Nor are we talking about giant financial institutions fighting over investment banking deals. We're talking about you, me, our spouse, parents, friends and kids directly being cheated by people we know inside our community, whose weapon of choice is common, everyday checking accounts and credit cards. How dare they!

I think most people still don't have a clear understanding of what went wrong when the housing bubble led to the Great Recession. But this time the scandal is easy to grasp, even if the scale of it — millions of accounts opened in the name of unwitting consumers — is breathtaking.

That's what's different about this scandal. And that's why the CEO and the entire board of Wells Fargo have to leave right now. We're talking about the people customers see every time they walk into a branch. It is sacrosanct that you don't go after the little guy who may be less financially sophisticated and often unaware that he is getting ripped off.
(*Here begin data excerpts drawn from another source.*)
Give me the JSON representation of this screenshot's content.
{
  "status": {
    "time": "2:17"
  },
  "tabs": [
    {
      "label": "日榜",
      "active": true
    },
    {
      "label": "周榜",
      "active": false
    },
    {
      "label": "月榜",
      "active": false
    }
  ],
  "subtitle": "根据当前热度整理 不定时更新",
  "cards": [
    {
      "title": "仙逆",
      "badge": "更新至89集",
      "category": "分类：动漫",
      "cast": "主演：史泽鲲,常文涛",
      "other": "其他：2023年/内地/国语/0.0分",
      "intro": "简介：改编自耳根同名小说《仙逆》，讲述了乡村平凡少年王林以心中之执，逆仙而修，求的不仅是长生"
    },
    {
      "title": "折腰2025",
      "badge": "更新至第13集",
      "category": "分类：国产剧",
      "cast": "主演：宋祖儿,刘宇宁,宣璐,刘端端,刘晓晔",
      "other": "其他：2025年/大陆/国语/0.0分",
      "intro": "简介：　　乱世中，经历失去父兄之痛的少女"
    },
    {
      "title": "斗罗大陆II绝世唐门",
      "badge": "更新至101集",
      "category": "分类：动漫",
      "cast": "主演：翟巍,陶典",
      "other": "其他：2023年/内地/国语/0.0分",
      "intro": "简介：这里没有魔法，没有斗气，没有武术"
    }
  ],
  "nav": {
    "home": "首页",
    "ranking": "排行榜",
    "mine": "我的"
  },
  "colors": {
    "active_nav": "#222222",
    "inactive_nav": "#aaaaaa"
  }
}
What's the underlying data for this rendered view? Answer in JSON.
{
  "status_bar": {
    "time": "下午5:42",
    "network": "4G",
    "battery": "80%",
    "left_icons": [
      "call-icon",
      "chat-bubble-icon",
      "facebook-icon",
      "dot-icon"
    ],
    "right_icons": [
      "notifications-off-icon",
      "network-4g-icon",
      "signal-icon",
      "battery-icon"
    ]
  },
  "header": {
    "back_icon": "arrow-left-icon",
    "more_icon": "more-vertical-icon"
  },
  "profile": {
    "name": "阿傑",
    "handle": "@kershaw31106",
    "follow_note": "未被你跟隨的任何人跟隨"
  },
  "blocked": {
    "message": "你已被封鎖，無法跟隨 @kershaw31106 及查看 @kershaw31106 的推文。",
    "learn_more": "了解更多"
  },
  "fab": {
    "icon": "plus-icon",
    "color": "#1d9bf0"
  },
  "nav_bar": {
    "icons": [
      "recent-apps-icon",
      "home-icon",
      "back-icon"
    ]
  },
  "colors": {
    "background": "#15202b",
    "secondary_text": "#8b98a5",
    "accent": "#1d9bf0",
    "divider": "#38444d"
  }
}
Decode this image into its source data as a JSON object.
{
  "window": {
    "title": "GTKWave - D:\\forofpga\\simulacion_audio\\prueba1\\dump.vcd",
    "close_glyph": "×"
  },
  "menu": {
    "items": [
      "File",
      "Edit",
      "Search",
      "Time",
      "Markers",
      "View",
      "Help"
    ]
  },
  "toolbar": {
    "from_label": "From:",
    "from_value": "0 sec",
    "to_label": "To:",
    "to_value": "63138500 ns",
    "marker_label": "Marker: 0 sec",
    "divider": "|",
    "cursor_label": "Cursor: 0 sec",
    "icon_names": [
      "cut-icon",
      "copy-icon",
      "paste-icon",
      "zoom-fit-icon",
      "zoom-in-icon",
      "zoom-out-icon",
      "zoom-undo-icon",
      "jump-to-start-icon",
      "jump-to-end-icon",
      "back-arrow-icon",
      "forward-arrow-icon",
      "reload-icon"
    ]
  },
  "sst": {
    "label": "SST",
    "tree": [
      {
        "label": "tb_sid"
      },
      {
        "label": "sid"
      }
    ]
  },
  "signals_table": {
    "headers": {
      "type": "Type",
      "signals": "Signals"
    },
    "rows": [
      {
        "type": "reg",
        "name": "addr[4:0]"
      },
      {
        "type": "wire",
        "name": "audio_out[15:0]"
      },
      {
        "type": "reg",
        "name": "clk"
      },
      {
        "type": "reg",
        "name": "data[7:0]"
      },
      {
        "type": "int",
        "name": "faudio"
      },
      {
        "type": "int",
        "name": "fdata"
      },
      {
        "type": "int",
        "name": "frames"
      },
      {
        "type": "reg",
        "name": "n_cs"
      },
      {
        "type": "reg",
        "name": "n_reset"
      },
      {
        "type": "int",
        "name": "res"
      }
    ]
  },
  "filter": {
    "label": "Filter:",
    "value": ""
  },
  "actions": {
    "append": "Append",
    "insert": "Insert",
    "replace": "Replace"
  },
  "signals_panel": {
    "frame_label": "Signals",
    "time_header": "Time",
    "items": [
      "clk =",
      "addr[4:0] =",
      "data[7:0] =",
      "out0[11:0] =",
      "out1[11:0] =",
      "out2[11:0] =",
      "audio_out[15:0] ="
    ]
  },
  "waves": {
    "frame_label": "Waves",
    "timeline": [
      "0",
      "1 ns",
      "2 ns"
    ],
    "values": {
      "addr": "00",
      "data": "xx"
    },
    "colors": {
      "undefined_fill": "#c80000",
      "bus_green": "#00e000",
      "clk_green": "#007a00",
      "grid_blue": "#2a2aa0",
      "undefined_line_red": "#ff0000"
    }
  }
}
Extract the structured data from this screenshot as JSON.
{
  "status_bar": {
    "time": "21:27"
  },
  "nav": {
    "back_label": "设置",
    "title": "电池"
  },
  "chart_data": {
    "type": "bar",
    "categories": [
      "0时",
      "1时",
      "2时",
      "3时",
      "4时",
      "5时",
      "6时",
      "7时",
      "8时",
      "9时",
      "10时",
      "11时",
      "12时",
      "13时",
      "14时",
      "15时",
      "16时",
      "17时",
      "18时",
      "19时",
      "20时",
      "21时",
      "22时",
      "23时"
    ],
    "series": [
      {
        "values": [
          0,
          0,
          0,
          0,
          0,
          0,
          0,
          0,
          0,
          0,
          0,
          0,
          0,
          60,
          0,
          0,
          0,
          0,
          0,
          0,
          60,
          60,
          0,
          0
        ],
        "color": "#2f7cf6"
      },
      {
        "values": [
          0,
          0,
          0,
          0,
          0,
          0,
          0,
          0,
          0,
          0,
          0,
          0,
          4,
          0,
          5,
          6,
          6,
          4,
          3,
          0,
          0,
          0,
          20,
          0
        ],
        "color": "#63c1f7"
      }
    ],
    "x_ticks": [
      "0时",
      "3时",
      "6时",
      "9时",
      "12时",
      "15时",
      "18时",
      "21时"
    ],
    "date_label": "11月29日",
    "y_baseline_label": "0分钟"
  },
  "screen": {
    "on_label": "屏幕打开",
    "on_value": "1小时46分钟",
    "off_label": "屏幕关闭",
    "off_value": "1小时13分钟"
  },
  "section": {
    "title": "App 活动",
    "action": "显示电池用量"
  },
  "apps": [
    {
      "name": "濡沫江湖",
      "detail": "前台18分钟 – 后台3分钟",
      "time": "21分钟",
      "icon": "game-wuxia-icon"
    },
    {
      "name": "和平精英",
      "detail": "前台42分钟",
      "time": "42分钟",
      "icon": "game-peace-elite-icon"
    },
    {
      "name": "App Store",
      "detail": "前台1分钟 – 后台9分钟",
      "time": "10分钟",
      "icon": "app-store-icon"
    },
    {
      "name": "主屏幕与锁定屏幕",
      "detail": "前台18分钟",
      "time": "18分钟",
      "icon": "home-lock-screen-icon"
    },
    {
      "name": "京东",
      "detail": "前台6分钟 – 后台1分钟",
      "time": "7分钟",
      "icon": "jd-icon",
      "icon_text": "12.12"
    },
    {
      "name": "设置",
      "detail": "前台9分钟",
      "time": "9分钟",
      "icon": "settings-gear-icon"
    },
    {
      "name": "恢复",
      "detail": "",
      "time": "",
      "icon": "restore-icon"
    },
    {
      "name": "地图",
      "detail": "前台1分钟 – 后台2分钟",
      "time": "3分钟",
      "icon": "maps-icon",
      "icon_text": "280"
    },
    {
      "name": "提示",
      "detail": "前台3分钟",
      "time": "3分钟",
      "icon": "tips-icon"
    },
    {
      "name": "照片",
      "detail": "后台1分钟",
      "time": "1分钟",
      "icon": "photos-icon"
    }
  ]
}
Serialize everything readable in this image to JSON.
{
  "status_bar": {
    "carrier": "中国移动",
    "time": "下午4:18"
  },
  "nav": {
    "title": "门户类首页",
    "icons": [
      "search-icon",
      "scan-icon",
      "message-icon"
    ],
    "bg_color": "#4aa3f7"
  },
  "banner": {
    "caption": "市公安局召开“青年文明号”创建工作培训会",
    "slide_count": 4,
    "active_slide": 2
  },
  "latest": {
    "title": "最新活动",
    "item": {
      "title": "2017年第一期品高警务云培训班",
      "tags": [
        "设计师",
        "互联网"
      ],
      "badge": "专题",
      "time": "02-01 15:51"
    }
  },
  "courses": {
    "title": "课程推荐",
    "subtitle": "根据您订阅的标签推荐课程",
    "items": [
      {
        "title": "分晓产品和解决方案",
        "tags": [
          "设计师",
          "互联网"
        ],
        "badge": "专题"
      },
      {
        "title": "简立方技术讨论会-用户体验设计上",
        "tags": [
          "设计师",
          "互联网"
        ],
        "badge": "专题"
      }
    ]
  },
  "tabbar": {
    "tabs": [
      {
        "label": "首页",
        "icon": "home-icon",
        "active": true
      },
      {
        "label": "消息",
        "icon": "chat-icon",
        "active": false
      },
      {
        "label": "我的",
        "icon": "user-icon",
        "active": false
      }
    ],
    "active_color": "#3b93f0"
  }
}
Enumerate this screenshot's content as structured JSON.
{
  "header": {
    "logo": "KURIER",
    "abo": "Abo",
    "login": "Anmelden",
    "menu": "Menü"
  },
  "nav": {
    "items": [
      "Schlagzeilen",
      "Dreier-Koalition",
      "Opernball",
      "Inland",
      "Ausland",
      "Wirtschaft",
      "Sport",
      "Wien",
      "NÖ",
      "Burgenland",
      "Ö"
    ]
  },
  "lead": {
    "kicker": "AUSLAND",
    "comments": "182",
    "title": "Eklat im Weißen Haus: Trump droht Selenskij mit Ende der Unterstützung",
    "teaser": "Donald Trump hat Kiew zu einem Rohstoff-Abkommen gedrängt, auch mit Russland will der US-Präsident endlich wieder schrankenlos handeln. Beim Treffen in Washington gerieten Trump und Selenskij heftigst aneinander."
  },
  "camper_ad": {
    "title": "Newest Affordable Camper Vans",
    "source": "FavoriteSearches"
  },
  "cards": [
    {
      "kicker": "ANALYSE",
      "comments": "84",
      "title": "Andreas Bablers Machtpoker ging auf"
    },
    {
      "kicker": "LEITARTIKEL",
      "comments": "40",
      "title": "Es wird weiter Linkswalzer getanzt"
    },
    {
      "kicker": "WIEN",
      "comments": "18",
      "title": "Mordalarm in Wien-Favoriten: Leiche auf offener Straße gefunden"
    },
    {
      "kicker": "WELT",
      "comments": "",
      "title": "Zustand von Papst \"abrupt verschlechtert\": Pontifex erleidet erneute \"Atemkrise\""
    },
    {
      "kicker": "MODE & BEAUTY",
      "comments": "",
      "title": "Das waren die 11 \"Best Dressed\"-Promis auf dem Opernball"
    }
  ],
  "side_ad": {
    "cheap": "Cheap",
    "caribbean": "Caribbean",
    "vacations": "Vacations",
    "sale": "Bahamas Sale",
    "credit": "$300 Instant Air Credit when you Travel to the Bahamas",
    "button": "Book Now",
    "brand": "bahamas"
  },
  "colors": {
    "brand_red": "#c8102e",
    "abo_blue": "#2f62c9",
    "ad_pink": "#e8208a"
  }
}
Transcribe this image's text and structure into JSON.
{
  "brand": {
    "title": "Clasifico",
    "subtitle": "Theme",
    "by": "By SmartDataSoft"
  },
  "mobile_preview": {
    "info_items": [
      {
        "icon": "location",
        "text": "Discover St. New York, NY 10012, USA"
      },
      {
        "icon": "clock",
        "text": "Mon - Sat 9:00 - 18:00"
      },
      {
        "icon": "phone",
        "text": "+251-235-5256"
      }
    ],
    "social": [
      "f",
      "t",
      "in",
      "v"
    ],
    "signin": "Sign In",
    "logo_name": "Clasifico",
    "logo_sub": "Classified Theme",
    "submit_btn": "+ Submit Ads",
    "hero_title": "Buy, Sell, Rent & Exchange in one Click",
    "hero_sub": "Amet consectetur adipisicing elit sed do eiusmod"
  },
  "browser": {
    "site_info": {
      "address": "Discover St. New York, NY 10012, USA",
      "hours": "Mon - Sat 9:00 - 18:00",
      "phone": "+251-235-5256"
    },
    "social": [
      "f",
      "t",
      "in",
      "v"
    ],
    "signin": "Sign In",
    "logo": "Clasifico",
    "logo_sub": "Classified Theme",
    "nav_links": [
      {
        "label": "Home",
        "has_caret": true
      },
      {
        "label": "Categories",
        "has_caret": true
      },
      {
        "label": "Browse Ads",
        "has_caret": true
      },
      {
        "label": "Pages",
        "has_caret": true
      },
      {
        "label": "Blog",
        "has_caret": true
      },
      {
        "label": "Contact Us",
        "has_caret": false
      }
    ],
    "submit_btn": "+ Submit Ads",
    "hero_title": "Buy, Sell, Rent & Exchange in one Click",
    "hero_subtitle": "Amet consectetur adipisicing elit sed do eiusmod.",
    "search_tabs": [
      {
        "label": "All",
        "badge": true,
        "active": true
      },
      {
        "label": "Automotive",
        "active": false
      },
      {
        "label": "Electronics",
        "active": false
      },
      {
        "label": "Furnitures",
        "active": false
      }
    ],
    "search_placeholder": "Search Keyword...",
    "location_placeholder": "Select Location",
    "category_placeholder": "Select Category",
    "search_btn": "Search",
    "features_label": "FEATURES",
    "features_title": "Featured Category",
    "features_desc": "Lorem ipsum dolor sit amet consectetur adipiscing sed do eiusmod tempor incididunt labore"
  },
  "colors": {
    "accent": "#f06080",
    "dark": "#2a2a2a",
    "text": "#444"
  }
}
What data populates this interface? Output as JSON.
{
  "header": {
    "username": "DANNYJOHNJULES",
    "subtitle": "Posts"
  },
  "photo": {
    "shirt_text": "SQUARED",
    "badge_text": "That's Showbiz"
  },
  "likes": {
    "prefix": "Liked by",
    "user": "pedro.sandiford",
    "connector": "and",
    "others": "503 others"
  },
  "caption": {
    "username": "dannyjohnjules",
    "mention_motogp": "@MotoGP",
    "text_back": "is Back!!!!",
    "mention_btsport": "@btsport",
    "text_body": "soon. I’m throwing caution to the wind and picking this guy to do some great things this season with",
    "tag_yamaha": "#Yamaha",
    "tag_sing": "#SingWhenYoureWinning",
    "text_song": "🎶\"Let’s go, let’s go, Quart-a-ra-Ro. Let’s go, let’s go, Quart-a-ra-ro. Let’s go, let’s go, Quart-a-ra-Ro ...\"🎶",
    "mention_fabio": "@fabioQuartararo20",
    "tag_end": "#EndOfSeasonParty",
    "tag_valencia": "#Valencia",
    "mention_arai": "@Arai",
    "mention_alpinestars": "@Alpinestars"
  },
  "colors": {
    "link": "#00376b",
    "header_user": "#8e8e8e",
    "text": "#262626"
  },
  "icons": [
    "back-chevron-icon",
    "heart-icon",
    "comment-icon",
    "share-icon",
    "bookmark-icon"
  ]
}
"This isn't a matter of gaining new clients from a competitor gone awry, it is a devastating blow to the last bastion of safety in financial services — that you're perfectly safe inside your neighborhood bank branch. The people who perpetrated this scandal didn't even need to wear masks to rob you."

Here's the thing you may not have thought about. My fellow financial services colleagues and I are also outraged over this. This isn't a matter of gaining new clients from a competitor gone awry, it is a devastating blow to the last bastion of safety in financial services — that you're perfectly safe inside your neighborhood bank branch.

The people who perpetrated this scandal didn't even need to wear masks to rob investor/clients. All they had to do was take advantage of those people's hard-earned trust. We all can relate to how terrible that is, which is why even Republicans and Democrats in the Senate were totally aligned in their grilling of Wells Fargo's CEO, John Stumpf.

Living in the New York City tri-state area, I can't help but meet lots of financial professionals, including some who work for Wells Fargo. These are decent and hardworking people, and it's tough to imagine how their days are impacted by this. They deserved better. We all do.

There's probably more blame to go around than meets the eye. Publicly traded companies are under enormous pressure to deliver short-term earnings growth. To help with this, employees and management were incentivized to open new accounts, even though it was clear that it didn't mean bank employees should go about it in the way they did.

Maybe it is because the employees didn't like their pay and figured that destroying their career was worth the extra few bucks they could have today. Maybe in a tough job environment, employees were afraid of underperforming management expectations, so they acted out of survival. That's why I chose to be a business owner and leave the public company racket behind. How could I ever do a good job for my clients with some manager breathing down my neck?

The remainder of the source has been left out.